Si parla tanto di genere in Italia, soprattutto da una prospettiva nostalgico-funeraria, come di un qualcosa che il nostro cinema sembra destinato a non ritrovare più. E invece tutte le manifestazioni più interessanti del cinema italiano degli ultimi anni, vanno nella direzione del «genere».
Basti pensare  ai risultati ottenuti da registi come Stefano Sollima, Gabriele Mainetti, Edoardo De Angelis, Sidney Sibilia, Matteo Rovere e Cosimo Alemà. Ed è interessante osservare come proprio il documentario e il «genere» siano in realtà le forze che maggiormente dialogano fra loro, incuranti della presunta distanza che i tutori dei rispettivi ambiti banalmente rivendicano.

Di questa prossimità, Falchi di Toni D’Angelo offre una lettura privilegiata. Nato come omaggio dichiarato al noir melodrammatico del cinema di Hong Kong degli anni Ottanta, Falchi è un riuscito esempio di racconto metropolitano in grado di mettere in relazione il centro della città con le sue cinture periferiche. Lo sguardo di D’Angelo, per esempio, è molto lontano da quello potentemente iper-realistico di Stefano Sollima, preferendo un approccio in minore, «documentario», appunto, fatto di dettagli e progressive rivelazioni ambientali.

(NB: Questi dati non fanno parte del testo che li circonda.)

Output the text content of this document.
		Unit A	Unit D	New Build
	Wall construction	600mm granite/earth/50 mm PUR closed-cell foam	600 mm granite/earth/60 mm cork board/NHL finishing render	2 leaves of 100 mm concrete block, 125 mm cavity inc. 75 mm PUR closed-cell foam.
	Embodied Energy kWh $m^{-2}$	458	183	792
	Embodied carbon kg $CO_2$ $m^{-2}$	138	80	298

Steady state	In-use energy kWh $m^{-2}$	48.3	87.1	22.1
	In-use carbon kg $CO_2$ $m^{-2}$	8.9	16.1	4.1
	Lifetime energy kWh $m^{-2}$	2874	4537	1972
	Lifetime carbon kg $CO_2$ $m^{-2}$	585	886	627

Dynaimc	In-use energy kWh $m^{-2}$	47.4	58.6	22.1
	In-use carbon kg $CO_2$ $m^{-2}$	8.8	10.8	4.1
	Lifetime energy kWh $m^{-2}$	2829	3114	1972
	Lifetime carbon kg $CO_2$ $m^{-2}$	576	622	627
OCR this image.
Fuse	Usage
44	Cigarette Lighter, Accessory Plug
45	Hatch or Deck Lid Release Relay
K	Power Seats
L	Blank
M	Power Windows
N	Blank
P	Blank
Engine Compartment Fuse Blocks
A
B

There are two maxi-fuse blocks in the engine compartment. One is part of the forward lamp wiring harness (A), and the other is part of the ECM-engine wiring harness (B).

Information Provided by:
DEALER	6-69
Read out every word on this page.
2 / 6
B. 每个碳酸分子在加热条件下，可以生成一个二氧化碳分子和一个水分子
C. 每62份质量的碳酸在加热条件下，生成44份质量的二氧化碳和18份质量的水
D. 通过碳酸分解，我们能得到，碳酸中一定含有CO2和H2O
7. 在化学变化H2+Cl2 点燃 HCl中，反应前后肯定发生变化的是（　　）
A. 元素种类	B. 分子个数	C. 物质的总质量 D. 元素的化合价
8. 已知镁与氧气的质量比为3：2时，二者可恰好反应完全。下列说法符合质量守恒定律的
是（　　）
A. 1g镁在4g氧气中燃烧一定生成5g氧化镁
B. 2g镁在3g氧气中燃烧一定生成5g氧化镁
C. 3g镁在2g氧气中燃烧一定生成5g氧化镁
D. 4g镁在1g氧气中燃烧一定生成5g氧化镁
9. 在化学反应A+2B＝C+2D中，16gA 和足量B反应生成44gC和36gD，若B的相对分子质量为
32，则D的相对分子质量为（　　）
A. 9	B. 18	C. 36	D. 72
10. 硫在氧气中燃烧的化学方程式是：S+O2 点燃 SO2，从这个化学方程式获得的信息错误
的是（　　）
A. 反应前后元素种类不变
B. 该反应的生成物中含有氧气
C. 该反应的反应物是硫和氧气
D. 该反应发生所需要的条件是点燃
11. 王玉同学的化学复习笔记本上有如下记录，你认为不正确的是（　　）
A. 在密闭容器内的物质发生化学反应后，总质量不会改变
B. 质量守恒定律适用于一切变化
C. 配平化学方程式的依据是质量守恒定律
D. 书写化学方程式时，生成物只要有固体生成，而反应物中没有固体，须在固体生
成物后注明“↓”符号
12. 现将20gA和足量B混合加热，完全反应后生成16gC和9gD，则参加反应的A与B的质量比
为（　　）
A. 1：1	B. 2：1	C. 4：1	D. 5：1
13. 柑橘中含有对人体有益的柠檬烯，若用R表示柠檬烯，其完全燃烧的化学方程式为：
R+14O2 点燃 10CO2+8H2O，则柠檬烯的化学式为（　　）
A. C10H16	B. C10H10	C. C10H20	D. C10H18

I «falchi», elemento imprescindibile del folclore cittadino napoletano, ma allo stesso tempo tassello concreto del controllo territoriale nella lotta alla camorra, rilanciano da un lato l’immagine e l’iconografia dello sbirro libertario in stile Tomas Milian o Franco Gasparri (la trilogia di Mark il poliziotto) e dall’altro un’idea di cinema quasi da quartiere di cui il compianto Stelvio Massi, con il suo cinema «americano», è stato un indimenticabile campione «italiano».
Toni D’Angelo, però, si guarda bene dal giocare di sponda con la nostalgia cinefila. Il suo è un film al presente indicativo (la scelta di Pippo Delbono è chiarissima in questo senso) nel quale la vera posta in gioco è il rimappare un territorio urbano in trasformazione continua. Il muoversi dei protagonisti fra centro e Hinterland, come in un’orbita continua, è il segno evidente di tutti i flussi urbanistici che a partire dal terremoto dell’Ottanta hanno ridisegnato, fra assenze e colpe, l’identità di Napoli. D’Angelo queste cose le conosce bene e le modalità con le quali stratifica segni apparentemente contraddittori, così come reinventa la città, evidenziano un continuo oscillare dei rapporti in campo. Un incessante ridefinirsi delle economie di strada.

Falchi, che vanta le magnifiche musiche di Nino D’Angelo, è un esempio di narrazione che dal basso tenta di rendere conto delle complessità che attraversano il cinema italiano contemporaneo.
L’approccio a-nostalgico di D’Angelo è la chiave politica di tutta l’operazione che evita sia i feticismi camorristici che quelli banalmente «legge e ordine». C’è un’altra umanità al mondo, e Falchi è il racconto di chi dai margini chiede dignità e diritti. Cinema urbano e popolare, Falchi, del tipo che ti entra in testa e ci rimane come una magnifica canzone di tre minuti. Insomma: quasi un miracolo.